Eine mögliche Erklärung für die Scanner-Probleme unter OS X lieferte uns ExactCODE, ­Hersteller des Tools ExactScan: Durch eine Änderung in der Klasse IOUSBDeviceInterface im vom Programmierer übergebenen RunLoop könnten unerwünschte Events ­auftreten. Der RunLoop wird genutzt, um Fertigstellungs-Benachrichtigungen asynchron zuzustellen. Das könnte auch bei den Canon-Scannern der Fall sein. Die ­Anwendung wartet auf die ausstehende Benachrichtigung, gibt auf und meldet, der Scanner reagiere nicht.

Apple trägt die Hauptschuld für die USB-Misere. Immerhin hat Cupertino nicht nur kommentarlos einiges am USB-Stack umgekrempelt, sondern es darüber hinaus versäumt, diese Änderungen rechtzeitig sauber zu dokumentieren. Diverse Firmen, die wir kontaktieren, zeigten sich über dieses Vorgehen frustriert. Doch auch einige Hersteller und Entwickler haben geschlafen (RunLoops) oder geschlampt (SIP).

Letztlich muss sich aber auch der Mac-User die Frage stellen, was er erwarten darf. Sicher, neue Versionen von OS X mit spannenden neuen Features bekommt er seit einigen Jahren kostenfrei – das macht sie aber noch lange nicht zu Pflicht-Updates. Es besteht eben jederzeit die Gefahr, dass Apple tiefgreifende Veränderungen am Betriebssystem vornimmt, die bestimmte Funktionen deaktivieren oder anders interpretieren und damit Hard- oder Software unbrauchbar machen.

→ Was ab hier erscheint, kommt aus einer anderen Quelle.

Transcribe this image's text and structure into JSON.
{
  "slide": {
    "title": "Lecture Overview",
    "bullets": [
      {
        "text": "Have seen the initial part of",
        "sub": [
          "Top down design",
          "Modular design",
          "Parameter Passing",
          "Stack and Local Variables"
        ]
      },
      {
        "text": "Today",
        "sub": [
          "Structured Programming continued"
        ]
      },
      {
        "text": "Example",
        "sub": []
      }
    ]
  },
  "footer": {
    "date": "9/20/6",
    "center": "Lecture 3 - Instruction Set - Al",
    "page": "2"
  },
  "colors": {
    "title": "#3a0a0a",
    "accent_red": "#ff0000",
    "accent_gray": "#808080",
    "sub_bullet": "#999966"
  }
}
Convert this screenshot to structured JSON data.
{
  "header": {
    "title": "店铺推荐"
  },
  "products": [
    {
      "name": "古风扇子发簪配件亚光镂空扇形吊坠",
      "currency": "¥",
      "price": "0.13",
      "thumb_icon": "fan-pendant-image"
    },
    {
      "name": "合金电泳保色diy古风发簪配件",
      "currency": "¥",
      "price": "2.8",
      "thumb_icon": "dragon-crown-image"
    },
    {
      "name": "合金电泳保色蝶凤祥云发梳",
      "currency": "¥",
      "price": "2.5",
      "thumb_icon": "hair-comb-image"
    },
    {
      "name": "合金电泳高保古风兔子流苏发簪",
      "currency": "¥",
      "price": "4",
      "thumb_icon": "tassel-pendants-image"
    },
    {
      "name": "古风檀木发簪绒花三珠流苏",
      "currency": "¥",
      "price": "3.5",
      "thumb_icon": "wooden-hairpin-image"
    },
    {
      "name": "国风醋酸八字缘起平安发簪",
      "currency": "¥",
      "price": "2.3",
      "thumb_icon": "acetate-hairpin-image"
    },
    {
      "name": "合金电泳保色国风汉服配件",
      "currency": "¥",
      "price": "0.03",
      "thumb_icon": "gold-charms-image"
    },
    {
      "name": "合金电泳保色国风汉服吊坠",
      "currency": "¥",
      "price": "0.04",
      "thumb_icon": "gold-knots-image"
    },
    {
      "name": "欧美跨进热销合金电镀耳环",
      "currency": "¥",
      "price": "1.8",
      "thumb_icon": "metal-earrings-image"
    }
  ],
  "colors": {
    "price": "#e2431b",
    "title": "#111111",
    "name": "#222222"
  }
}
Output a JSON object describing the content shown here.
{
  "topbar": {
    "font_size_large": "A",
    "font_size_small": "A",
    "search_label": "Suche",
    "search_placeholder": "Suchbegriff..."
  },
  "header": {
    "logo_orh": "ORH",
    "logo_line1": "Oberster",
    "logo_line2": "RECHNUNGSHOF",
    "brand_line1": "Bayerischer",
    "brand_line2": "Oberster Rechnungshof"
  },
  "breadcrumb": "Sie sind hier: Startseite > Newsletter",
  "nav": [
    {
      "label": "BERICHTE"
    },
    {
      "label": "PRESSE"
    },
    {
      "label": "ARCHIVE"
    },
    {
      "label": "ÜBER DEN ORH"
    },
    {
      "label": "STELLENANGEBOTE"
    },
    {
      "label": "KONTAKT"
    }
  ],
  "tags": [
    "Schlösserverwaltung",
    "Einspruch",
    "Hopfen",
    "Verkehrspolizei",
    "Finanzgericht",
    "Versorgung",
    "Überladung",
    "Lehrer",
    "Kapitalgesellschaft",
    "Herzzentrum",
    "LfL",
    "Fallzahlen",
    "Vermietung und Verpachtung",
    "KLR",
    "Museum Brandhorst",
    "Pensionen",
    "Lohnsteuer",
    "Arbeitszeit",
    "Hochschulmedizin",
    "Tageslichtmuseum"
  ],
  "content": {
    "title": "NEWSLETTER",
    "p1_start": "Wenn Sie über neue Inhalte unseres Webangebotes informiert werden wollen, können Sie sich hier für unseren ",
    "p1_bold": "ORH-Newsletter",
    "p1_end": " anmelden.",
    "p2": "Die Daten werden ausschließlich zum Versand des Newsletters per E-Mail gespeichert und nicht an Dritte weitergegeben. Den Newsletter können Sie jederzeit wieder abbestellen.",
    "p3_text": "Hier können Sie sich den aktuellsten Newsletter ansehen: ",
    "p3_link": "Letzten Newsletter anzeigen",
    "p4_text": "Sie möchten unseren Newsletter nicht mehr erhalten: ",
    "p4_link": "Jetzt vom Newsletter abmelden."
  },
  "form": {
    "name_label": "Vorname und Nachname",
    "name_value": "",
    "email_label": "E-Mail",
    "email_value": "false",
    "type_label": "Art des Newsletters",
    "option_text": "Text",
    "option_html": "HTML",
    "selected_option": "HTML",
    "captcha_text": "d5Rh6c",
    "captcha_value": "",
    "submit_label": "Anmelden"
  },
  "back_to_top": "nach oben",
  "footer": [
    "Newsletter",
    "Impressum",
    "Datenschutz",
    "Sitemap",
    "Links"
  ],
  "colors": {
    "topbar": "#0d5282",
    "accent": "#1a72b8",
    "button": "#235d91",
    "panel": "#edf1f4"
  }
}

Wer also auf ein bestimmtes Gerät angewiesen ist, etwa einen teuren, spezia­lisierten Scanner, der fährt möglicher­weise mit einem dedizierten System besser, auf dem eine noch kompatible Version von OS X läuft – oder installiert die neue Version parallel und schaltet beim Booten je nach Bedarf um (siehe Abschnitt unten: "Was tun be). Möchte man hingegen ausschließlich das aktuelle Release nutzen, muss man sich möglicherweise von älterer Hardware ­verabschieden.